While he writes a new script every year, his parents remember the first one.
“The first year it was, ‘Hi my name is David. This month is childhood cancer awareness month. I want to buy toys for Kids Cancer Center. Do you have any coins?,’” Samantha Lauritzen said.
People responded generously.
“We were at Walmart in the checkout line and he just turns around to the lady behind us and did his little script,” Samantha Lauritzen said. “Her and then the two people behind her just opened up their wallets and were like, ‘Here you go. Here’s everything.’”
He’d often come home from school weighed down by a backpack full of coins.
“A parent had to carry his backpack home one day from the bus stop because he couldn’t carry it. There were so many coins in it,” Samantha Lauritzen said. “He was just asking his teachers, his principal, his librarian … everyone he came in contact with.”

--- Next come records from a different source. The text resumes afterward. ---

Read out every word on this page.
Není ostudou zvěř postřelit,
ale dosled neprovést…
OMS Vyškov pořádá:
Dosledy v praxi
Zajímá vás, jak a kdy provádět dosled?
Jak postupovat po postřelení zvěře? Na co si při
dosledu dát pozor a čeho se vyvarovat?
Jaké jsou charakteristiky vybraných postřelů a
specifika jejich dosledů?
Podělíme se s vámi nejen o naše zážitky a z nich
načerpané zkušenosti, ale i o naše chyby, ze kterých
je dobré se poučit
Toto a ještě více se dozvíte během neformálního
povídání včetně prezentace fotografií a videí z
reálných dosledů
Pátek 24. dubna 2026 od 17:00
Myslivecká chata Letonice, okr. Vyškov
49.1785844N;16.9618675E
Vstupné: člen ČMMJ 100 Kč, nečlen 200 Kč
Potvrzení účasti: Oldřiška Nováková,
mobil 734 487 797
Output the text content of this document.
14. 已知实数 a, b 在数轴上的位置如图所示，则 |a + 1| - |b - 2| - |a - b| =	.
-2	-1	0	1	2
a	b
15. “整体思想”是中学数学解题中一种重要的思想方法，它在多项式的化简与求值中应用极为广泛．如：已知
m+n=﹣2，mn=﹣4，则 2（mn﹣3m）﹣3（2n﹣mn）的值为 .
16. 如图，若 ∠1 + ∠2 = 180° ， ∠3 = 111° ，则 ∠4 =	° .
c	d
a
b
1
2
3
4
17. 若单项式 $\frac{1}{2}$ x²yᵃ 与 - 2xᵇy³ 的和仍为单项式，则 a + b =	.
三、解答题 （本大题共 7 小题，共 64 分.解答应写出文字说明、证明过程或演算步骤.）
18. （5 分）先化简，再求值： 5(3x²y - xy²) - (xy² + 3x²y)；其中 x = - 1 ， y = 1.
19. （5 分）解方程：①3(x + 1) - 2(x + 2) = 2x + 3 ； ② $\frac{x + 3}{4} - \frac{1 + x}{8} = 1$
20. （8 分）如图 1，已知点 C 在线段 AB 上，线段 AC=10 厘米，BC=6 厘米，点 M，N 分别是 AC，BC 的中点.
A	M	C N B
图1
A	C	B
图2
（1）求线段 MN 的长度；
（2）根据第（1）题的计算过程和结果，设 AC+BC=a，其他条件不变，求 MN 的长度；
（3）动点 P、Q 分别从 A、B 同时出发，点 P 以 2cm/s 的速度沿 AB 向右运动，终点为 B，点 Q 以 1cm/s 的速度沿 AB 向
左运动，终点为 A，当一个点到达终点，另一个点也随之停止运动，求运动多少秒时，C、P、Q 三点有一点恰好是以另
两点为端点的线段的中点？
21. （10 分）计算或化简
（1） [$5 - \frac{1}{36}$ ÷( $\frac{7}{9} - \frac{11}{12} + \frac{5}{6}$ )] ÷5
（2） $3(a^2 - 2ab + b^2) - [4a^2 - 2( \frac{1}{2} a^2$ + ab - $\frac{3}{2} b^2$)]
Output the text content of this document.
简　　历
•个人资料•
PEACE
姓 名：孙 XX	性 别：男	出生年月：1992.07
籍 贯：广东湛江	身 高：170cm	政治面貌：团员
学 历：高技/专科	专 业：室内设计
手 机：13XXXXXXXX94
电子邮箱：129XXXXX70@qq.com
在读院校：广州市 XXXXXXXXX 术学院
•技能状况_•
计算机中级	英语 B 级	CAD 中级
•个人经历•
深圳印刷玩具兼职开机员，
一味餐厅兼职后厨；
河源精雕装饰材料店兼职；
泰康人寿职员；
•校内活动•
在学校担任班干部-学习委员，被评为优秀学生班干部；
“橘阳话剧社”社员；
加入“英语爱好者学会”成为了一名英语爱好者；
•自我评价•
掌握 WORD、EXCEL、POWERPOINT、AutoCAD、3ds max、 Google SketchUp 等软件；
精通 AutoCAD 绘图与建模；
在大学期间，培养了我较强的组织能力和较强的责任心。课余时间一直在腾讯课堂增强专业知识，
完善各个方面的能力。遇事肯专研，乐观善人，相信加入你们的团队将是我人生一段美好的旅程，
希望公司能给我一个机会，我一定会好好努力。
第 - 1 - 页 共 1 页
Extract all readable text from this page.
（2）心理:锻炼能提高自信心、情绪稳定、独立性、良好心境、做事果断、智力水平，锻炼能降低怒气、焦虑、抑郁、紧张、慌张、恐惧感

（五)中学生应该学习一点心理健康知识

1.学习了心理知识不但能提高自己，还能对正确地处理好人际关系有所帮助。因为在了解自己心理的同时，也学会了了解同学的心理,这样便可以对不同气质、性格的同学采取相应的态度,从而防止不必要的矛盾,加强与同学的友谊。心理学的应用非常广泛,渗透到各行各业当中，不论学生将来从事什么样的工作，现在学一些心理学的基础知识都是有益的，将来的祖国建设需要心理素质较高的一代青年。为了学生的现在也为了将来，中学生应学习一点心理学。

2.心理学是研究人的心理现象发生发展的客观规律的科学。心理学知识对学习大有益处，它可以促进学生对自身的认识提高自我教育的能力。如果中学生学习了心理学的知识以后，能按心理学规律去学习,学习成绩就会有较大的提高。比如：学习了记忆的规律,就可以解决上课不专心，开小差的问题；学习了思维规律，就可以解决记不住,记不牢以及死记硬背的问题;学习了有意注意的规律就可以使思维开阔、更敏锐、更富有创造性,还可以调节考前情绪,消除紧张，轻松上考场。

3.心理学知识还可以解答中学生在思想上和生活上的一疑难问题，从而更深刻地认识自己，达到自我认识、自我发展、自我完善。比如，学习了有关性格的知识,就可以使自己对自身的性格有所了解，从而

It worked. That first year, he raised $1,100 to buy 220 toys. The next year, he raised $2,500.
“Basically he doubled it every year and that’s when we shifted from us doing it ourselves to staring an actual (nonprofit) and doing it as a year-round effort,” Aaron Lauritzen said. “We get a lot of corporate donations now.”
Receiving toys can make a big difference for pediatric cancer patients.
“One of the real challenges that our patients describe — both kids and adults and their families — is a sense of isolation or a sense of not being part of the regular group,” Dr. Will Parsons, deputy director of Texas Children’s Cancer and Hematology Center, told TODAY. “Anything that can be done to make them feel like kids again, even as they’re receiving treatment, even when they’re in the hospital, is really important.”
Even with the nonprofit, David does a lot of work, including hosting a lemonade stand and going on shopping sprees to buy toys, with the recommendations of what children in the cancer centers might want.
“I actually purchase the toys with all the money and then we bring them to the hospital,” he said. “But we’re not able to give them to the kids personally.”
Many of the children receiving treatment for cancer are immunocompromised and the hospitals need to reduce their risk of contracting infection. While the family hope that David’s Toy Project increases awareness of pediatric cancer and the need to fund more research into it, they also hope their efforts support families experiencing cancer now.
“We know we can’t make a difference in the outcome of their treatment,” Samantha Lauritzen said. “We can make a difference in the outcome of their day.”